XMEN: Magneto—Testament by Greg Pak and Carmine Di Giandomenico is the kind of book I feel guilty about not liking much. Starting with a youth named Max in 1930s Germany (if the title doesn’t clue you in, I will: he’s going to grow up to be Magneto), it follows him through Kristallnacht, genocide and death camps (where stays alive, as some Jews did, by working to clean out the crematoriums) before he finally escapes with Magda, a Roma concentration-camp prisoner he’s fallen in love with. This is very well researched, but it doesn’t do anything that other tales of the Holocaust haven’t done many times. And while I respect the creators’ desire to keep it realistic by not including any super-elements (Magneto’s powers are minimalized), that also makes the connection to the Marvel Universe (where super-beings were actively involved in the war on both sides) tenuous. Admirable intentions, but it felt more earnest than good.
957629
COYOTE Vol. 2 by Steve Englehart and multiple artists chronicles the battles of Sly, a shapeshifter, against the sinister Shadow Cabinet along with his efforts to figure out what connection, if any he has to the original Coyote the trickster god.Fun, but another villain, the Djinn, is a stock Islamic terrorist type and making him the modern leader of the medieval Hashashin was a mistake (as the sect, the Nizar Ismaili, is still around, which the story ignores).
APPEASEMENT IN INTERNATIONAL POLITICS by Stephen Rock argues that defining appeasement by Chamberlain’s efforts to talk Hitler back from war simplifies a policy with a long history and several successes, such as Britain winning over the US in the 1890s by conceding on several key issues such as the Canada/Alaska border. Rock says this is a textbook example of when appeasement can work: Britain didn’t give away anything it considered vital (being much more concerned about its European enemies), correctly observed that America could be appeased and that the real issue was as much the US wanting to be taken as a Great Power as the specific problems. In contrast, Chamberlain at Munich not only misread Hitler, but even after realizing it took little steps to prepare for war. However, Rock says, even there history gets it wrong, as Britain and France did threaten war if Hitler invaded Czechoslovakia instead of just taking part of it (Hitler considered Munich a defeat), and Germany invaded Poland in full awareness that Britain and France wouldn’t back off. A good analysis of an often-simplified issue.

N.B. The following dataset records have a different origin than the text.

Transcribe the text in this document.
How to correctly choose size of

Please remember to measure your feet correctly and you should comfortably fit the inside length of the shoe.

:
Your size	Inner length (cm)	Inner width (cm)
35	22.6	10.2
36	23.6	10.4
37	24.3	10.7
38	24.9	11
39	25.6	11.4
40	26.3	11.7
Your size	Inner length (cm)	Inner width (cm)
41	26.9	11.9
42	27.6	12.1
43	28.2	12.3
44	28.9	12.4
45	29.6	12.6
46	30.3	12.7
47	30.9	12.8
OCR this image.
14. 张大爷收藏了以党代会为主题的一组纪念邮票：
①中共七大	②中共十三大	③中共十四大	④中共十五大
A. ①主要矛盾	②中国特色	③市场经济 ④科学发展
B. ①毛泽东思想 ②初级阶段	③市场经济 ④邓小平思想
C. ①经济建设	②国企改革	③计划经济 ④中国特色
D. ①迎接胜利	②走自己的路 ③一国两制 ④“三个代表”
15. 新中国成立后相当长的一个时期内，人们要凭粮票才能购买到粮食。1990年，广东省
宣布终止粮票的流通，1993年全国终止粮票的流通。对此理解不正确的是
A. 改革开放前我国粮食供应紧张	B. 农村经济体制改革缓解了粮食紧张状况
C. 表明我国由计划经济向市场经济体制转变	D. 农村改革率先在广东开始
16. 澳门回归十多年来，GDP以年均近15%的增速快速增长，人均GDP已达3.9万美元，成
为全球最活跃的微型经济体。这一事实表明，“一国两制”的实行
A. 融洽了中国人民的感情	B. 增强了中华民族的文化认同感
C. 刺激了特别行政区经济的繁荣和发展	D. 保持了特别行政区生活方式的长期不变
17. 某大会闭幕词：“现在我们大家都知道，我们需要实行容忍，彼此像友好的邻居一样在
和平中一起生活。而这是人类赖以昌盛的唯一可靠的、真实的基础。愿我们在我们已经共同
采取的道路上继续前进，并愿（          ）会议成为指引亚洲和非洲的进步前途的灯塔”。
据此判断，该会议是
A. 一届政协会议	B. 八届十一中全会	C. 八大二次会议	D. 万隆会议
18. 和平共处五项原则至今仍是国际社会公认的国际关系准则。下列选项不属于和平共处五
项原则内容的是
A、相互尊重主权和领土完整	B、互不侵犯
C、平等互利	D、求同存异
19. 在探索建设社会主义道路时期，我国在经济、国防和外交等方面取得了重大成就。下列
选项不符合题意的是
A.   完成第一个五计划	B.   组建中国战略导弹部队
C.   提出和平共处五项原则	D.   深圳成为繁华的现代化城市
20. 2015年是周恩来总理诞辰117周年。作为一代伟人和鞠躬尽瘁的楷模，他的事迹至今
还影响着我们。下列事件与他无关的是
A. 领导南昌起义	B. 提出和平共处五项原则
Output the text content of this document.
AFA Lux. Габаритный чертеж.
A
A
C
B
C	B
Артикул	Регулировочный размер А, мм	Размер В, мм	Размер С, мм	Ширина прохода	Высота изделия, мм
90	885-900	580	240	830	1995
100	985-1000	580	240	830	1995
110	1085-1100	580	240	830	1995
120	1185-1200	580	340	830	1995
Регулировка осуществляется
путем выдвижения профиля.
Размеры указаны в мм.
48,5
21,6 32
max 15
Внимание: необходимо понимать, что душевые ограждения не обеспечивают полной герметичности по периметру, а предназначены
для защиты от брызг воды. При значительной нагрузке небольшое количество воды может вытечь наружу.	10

Like The Lie That Settles, my interest in MODERNITY BRITAIN: Opening the Box, 1957-59 by David Kynaston is personal as I was born in 1958. Part of an ongoing series on post-WW II Britain, the book presents an era when television is the new cool thing, redevelopment and slum clearance were promoting heated debates and the question of whether Britain was or could be something called “meritocracy” was also the subject of much discussion. Kynaston mixes the big issues with a kaleidoscope of plays, social events, best-selling books and names dropped, such as a promising new actor named Judi Dench and a very unpromising new playwright (in the consensus of the critics) named Harold Pinter, plus a member of Parliament named Maggie Thatcher. Entertaining for the most part (and if I were writing anything in Britain in the era, invaluable), but as it’s part of a series (Tales of New Jerusalem) Kynaston doesn’t always bother with context: even as a former British schoolboy, a lot of the issues discussed in his section on schools went over my head.